BİRÇOK ÜRÜN ZARAR GÖRDÜ


Raporda, Erdemli’de yeni dikilen baharlık domates fideleri, Mezitli’de erik, şeftali, Yenişehir ve Toroslar ’da erik, şeftali hurma(cennet meyvesi) Akdeniz de özellikle Esenli köyü üzüm bağları, Tarsus’ta erik, şeftali, bağ, kısmı olarak ta limon ürünlerini etkilendi. Raporda zararın 30 milyon TL olduğu belirtildi.

“ZARAR ÇOK DAHA FAZLA”


Mersin Ziraat Mühendisleri Oda Başkanı Deniz Gürbüz, Çiftçi Kayıt Sistemi (ÇKS) bünyesinde yer almayan çiftçilerin zararlarının ise tespit edilmediğini söyledi. Gürbüz, dolu zararının sisteme kayıtlı olanların da eklenmesi durumunda 35-40 bin dekar da zararın 50-60 milyona ulaşabileceğini dile getirdi.
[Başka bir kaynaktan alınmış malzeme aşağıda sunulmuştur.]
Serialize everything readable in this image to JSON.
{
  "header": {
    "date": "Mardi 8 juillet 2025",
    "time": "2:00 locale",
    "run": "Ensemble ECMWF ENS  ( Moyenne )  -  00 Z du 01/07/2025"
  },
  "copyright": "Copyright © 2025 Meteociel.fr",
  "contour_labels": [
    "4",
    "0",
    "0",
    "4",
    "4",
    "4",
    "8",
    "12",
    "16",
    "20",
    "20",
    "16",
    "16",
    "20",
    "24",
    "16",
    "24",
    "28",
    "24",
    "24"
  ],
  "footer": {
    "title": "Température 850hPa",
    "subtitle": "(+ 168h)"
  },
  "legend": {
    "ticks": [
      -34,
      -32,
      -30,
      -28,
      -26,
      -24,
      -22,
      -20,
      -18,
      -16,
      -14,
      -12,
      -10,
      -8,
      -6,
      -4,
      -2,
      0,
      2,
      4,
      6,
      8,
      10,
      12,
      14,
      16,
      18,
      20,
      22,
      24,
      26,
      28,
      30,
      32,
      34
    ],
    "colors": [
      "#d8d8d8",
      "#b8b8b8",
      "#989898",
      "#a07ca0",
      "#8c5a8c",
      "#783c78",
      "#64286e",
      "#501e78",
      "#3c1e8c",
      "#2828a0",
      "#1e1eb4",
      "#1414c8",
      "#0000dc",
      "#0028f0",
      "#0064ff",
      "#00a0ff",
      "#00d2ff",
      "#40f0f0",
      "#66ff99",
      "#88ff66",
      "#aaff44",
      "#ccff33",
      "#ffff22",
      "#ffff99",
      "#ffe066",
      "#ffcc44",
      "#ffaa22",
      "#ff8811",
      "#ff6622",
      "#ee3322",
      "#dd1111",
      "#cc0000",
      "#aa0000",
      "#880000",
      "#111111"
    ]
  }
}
“TARSİM SİGORTASI OLMAYAN ARAZİLER”


Oda Başkanı Gürbüz, şöyle devam etti; “ÇKS sisteminde kayıtlı olup ve tapusu üzerinde olan çiftçiler Tarsim Sigortası yaptırabiliyorlar. Fakat Tarsim Sigortası bir defa bir zarar ödediği çiftçisine ertesi yıl sigorta yaptırmak için 2 katı prim ödüyor ve primler yüksek. Tapusu olmayan, varisli, 2B‘li araziler vb. bunlar sigorta yaptıramıyor. Veya yüksek sigorta primlerinden dolayı küçük çiftçiler sigorta yaptıramıyor. Bu tür çok tarım yapılan arazi var. Tarsim Sigortası yaptıranlar bazen geç de olsa bir kısmını yani zarar yüzdesine göre sigortadan para alıyor. Fakat sigorta yaptıramayanların zararını kimse karşılamıyor. Bu çiftçiler o yılın masraflarını ödeyemedikleri için çiftçiliği küçültüyor ya da çiftçiliği terk ediyor. Arazilerini satmak zorunda kalıyor. Tarsim sigortası olmayan arazilerinde zararları mutlaka karşılanmalıdır.”

PİYASAYA YANSIR


Gürbüz, bu yıl kış mevsiminin son derece yağışlı geçmesinin ve son olarak da bölgede etkili olan dolu afetinin piyasalara yansıyacağını da vurgulayarak, “Afet yaşanan bölgelerde yıllık rekolte düşecektir. Böylece ürün az olunca fiyatı da yükselip, tüketiciye direk yansıyacaktır. Pazarlarda özellikle çok eksisi görülecek. Fırsatçılar da bu kozu iyi kullanır. Tüccar, kabzımal ya da Ankara İstanbul pazarcıları bunu değerlendirip aşırı bir fiyat politikası izleyebilirler” diye konuştu.